Chiunque vinca per noi rischia di essere un disastro. Perché se
la spunta Hollande non avremo alcuna possibilità di frenare i
demagoghi della sinistra post-comunista che chiederanno di
riportare l'età pensionabile a sessant'anni, di creare nuove e più
robuste legioni di dipendenti pubblici e cercheranno di imbrogliare
l'opinione pubblica sostenendo che facendo pagare le tasse ai
ricchi con nuove patrimoniali oltre quella dell'Imu, sarà possibile
finanziare l'ennesima dilatazione dello stato
burocratico-assistenziale.
Ma se la spuntasse Sarkozy potrebbe andare anche peggio. Perché,
forte della seconda investitura, il piccolo Napoleone dell'Eliseo
potrebbe improvvisare qualsiasi sciocchezza, come ha fatto
scatenando una guerra di Libia solo per preparare la campagna
elettorale all'insegna della propria "grandeur". E le sue arroganti
mattane, tutte ispirate ad un ridicolo sciovinismo d'altri tempi,
come già è avvenuto in passato si rifletterebbero negativamente
sull'intera Europa e sul nostro paese.
Bisogna, allora, considerare il voto francese, qualunque possa
essere il suo esito, una iattura da fronteggiare e contenere ad
ogni costo. Seguire per imitazione il ritorno al passato di
Hollande o le forsennatezze di Sarkozy sarebbe un disastro da
scongiurare con tutti i mezzi possibili.
Ma come compiere una operazione del genere in un paese malato di
esterofilia e, soprattutto, abituato ad imitare non sempre il
meglio ma troppo spesso il peggio che viene dall'estero? Giuseppe
Mazzini direbbe che l'Italia dovrebbe tornare "a fare da se".
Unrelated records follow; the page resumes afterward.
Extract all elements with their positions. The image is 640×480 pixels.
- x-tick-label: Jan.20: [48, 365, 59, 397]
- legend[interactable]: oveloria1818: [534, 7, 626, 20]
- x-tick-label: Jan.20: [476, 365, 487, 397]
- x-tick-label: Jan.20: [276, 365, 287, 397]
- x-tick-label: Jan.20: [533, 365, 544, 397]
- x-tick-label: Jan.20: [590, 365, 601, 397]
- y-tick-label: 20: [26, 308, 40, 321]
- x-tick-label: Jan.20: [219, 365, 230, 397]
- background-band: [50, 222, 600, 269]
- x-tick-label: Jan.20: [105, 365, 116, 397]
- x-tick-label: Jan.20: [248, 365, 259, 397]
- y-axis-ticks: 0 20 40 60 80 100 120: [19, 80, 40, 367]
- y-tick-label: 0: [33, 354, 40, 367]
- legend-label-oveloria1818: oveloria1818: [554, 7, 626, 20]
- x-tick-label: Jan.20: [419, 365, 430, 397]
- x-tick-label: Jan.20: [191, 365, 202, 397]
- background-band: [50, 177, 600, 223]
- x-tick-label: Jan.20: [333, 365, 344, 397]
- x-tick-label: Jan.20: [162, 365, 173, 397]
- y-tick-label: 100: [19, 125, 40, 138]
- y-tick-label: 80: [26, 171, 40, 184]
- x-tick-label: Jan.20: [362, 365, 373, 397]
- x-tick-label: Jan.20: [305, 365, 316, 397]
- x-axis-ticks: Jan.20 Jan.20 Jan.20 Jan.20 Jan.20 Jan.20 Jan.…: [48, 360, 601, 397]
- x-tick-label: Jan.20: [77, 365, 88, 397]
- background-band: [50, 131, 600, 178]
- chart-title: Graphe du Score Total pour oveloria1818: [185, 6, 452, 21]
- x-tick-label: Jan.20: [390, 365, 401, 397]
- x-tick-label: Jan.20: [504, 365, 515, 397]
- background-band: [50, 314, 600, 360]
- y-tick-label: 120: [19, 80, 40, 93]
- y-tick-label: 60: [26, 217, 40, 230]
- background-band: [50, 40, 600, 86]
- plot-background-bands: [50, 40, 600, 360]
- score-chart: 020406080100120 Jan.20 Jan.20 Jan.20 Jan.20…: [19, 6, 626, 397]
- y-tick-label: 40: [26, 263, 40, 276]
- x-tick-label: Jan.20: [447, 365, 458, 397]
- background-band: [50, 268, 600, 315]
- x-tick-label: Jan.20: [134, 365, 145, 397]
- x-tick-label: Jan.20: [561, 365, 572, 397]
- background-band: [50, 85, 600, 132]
Il che non significa ignorare ciò che avviene a Parigi o nel resto
dell'Europa e nel mondo. Ma significa capire che non esiste una
ricetta esterna per i nostri problemi ma è necessario elaborare una
strada italiana per condurre l'Italia fuori da una crisi che ha
dimensioni internazionali ma assume caratteristiche particolari in
ciascun paese.
I partiti, soprattutto quelli che oggi preannunciano grandi
cambiamenti per recuperare un consenso svanito nell'antipolitica e
nella sfiducia, dovrebbero rendersi conto della necessità di "fare
da se" nell'elaborare una proposta di uscita dalla crisi calata
sulle esigenze e le peculiarità del paese. Fino ad ora non è stato
fatto nulla di tutto questo. Anzi, è stato fatto proprio l'esatto
contrario. Il Pd di Pierluigi Bersani accende ceri affinché
Hollande la spunti con il suo programma vetero-socialista per
poterlo adottare in blocco in un paese che però ha già pagato
prezzi esorbitanti al vetero-socialismo da oltre
sessant'anni.
L'Udc di Pierferdinando Casini si trasforma nel Partito della
nazione ma conserva come unica e sola linea politica e
programmatica quella del "Monti ha sempre ragione". Come se fosse
sul serio possibile far uscire l'Italia dal pantano della crisi
continuando ad applicare la ricetta tedesca di un rigore che serve
solo a garantire la tenuta della Germania a spese del resto
dell'Europa. Ed anche il Pdl, all'interno del quale non mancano
fermenti positivi nella direzione di una ricetta nuova ed autonoma
per il futuro, appare poco consapevole della necessità di fissare
una linea che senza ottuse e sbagliate scopiazzature riaccenda la
speranza degli italiani per una nuova fase di stabilità e
benessere. Serve, in sostanza, un progetto nazionale per il nostro
paese. Chi sarà in grado di realizzarlo senza imitare Hollande o
Sarkozy diventerà il protagonista del dopo-Monti.